Today, Nick Boles popped up on Radio 4 to defend David Cameron’s eventual admission that he had indeed made money from the offshore fund set up by his father. The Skills Minister had been sent out to do a personal, sorrowful interview on behalf of the Prime Minister, in which he repeatedly emphasised the natural instinct that David Cameron felt to protect his father in responding to the revelations about his tax arrangements. There was no attempt to go on the attack over this. Instead, Boles tried to pour oil all over the troubled waters caused by the partial statements and defensiveness from the Downing Street press operation over the past few days.
That Cameron refused to take questions from the press at his referendum event in Exeter yesterday also tells you a great deal about how he feels the past few days have gone. It’s not just his personal problems with the Panama Papers that have been causing grief. The Prime Minister went away to try to recover from the vitriolic Tory row on disability benefit cuts, only to return to a crisis in the steel industry. Now he is engulfed in his own row, and has another Tory party row to deal with when recess is over too, with MPs in a rage about the government’s leaflets.

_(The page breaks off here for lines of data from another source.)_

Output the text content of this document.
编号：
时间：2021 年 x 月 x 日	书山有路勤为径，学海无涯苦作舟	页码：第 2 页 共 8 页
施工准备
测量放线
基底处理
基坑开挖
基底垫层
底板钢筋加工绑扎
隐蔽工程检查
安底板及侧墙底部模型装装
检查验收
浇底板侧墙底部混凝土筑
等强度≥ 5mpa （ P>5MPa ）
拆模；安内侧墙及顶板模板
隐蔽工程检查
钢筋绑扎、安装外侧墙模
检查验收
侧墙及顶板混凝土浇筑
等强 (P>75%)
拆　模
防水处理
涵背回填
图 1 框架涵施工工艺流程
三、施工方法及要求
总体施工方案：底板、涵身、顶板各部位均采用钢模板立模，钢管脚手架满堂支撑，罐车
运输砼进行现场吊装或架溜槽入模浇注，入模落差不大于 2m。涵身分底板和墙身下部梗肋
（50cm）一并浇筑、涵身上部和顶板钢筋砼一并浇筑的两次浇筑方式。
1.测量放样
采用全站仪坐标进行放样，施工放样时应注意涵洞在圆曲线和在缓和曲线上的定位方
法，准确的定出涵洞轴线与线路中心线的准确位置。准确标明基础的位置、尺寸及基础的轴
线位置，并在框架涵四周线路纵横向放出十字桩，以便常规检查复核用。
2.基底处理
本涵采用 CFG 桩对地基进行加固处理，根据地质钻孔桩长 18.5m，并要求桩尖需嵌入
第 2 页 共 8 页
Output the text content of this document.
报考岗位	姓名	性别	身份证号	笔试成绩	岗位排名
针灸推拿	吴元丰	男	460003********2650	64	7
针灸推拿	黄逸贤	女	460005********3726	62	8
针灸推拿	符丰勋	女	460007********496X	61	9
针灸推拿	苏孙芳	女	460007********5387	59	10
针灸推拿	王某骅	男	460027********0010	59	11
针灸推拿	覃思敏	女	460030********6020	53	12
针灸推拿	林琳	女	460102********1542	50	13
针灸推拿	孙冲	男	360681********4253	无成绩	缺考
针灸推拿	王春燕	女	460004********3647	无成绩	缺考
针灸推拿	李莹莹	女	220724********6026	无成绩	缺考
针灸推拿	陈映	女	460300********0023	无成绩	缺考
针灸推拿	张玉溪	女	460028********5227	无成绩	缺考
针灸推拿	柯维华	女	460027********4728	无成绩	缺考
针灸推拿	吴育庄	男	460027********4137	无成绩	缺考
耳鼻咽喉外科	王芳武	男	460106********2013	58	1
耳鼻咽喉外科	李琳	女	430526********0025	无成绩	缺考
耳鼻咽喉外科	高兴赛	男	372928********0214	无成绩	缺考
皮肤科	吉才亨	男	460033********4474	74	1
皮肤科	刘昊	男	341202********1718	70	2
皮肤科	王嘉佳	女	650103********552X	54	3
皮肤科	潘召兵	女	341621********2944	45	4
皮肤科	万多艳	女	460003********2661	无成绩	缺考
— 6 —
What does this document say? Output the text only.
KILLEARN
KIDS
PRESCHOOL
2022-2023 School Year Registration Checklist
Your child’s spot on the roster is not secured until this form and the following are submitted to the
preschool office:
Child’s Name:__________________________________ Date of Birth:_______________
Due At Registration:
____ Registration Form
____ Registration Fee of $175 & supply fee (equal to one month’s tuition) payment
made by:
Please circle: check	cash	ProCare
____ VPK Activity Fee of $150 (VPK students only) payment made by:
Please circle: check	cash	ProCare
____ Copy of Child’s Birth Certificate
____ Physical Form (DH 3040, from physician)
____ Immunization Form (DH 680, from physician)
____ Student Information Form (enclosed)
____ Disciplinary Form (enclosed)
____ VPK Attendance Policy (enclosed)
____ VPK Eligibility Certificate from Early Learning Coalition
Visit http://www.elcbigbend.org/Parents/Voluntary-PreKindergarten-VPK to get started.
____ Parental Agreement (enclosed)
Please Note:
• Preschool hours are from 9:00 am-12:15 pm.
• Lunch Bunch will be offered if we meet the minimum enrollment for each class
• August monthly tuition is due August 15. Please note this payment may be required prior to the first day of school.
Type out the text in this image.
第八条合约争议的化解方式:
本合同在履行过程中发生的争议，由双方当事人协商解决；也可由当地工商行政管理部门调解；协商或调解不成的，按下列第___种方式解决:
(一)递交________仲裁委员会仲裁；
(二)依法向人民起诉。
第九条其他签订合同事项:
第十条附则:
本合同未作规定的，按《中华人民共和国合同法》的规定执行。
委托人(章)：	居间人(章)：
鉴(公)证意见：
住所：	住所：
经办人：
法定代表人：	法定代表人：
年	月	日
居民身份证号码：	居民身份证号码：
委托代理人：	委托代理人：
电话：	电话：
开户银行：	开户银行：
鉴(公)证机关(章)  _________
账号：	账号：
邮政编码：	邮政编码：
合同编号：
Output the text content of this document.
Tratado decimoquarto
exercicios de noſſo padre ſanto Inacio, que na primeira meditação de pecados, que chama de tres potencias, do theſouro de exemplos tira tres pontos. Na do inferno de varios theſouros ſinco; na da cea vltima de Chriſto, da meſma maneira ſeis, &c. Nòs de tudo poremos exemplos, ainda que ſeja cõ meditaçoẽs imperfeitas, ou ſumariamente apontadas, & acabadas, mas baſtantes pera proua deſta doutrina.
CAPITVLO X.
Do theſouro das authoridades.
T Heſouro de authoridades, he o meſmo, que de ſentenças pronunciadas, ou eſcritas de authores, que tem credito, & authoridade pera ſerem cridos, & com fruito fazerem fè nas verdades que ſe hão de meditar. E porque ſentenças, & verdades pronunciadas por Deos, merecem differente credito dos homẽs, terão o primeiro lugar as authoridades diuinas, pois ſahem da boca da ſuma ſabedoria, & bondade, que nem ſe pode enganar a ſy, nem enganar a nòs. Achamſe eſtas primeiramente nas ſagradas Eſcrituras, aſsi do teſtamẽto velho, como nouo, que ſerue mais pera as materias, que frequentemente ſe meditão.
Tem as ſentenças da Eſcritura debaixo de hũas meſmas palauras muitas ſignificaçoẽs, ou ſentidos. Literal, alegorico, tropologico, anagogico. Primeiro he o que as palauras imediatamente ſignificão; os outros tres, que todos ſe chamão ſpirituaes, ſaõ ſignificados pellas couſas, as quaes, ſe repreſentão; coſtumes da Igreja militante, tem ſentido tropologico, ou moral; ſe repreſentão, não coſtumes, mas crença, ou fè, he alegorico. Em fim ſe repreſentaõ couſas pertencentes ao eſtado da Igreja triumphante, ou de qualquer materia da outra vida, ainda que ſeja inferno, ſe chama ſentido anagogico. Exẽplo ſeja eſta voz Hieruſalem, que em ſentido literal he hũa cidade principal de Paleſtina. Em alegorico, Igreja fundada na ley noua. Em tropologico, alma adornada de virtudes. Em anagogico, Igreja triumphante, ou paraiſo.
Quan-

The government is back in an omnishambles period. Experience will tell the Prime Minister that this doesn’t last for ever, or indeed stop you from increasing the number of seats you have in Parliament at the next election – which is something Labour needs to be aware of as it enjoys this miserable period for the Conservatives – but for Cameron, the problem is that he is trying to stay relevant and powerful as Prime Minister for as long as possible so that he can get on with building a legacy. Strings of rows like the ones the government has just endured will make that much more difficult.